Opening up Regulation: The Curious Case of Medical Doctors’ Regulating Body Opening to Share Formerly Reserved Acts with Other Health Professions in Quebec (Canada).

Friday, 11 July 2025: 13:15
Location: ASJE022 (Annex of the Faculty of Legal, Economic, and Social Sciences)
Oral Presentation
Jean-Luc BEDARD, Université TÉLUQ, Canada
As elsewhere in advanced Western economies, professions in Canada are undergoing important transformations, spurred by technological innovation, change in the relation between citizens and experts, and transformations of the link between professions and the State. This is especially true of regulated professions, where the relations between professions and the State are currently subject to profound reformulations. This is most relevant among Quebec’s ecologies of regulated professions, its regulatory framework being under scrutiny, aiming in recent years at simplifying its processes, showing more flexibility and being more adaptable to ongoing challenges.
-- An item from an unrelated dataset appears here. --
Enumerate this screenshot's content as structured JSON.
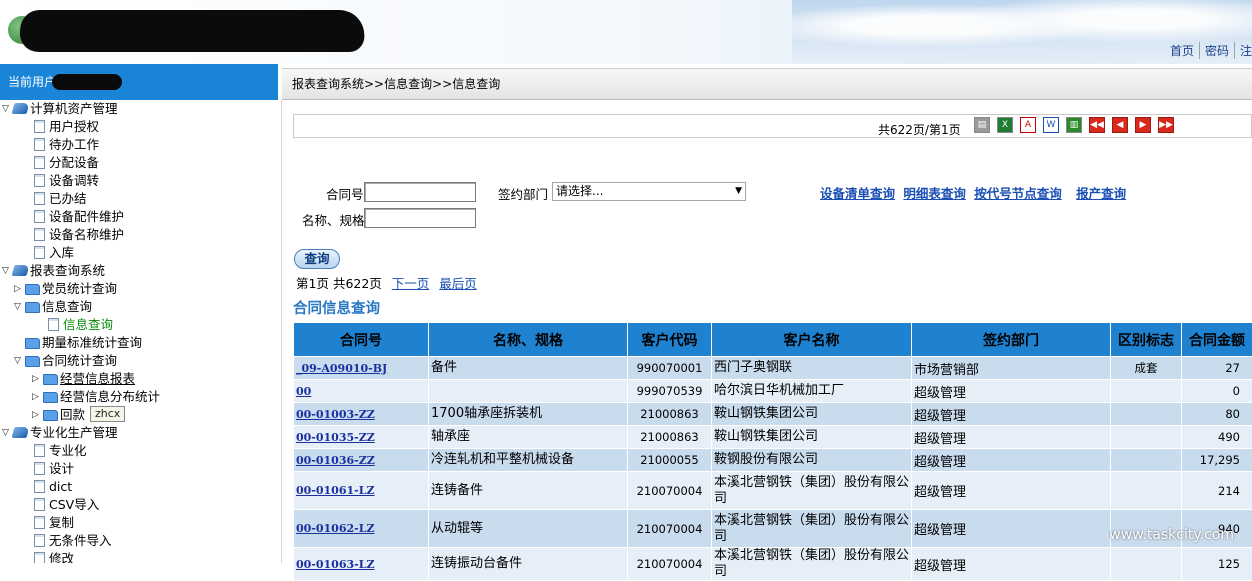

This communication will look at the medical profession in Quebec as a case study in these processes. Relying mostly on Abbott’s notion of linked ecologies (Abbott, 2005) and the neo-institutionalist approach (Powell and DiMaggio, 1985), I will use documentary evidence from 2017 to 2024, to analyse its evolution. One of the major trends in these years has been an increase in interprofessional collaboration, translating into more elements from the medical doctors’ scope of practice being shared with other professions. This is particularly salient with various actors’ positions surrounding the proposed Bill 67 to amend the Professional Code, currently under consideration by National Assembly. Beside pure virtue, how can such a trend be explained? My contextual analysis will look at how a dominant profession opens its borders and accepts other professions into its (former) exclusive acts. Considering the social, political and economic context, this analysis intends to propose a few conclusions regarding these trends towards collaboration between professions. First, it seems that this collaboration trend is well received by other professions, who could benefit from such opportunities. Second, this further opening of its borders is better understood when put in the larger context of the profession of medical doctors profession's larger history.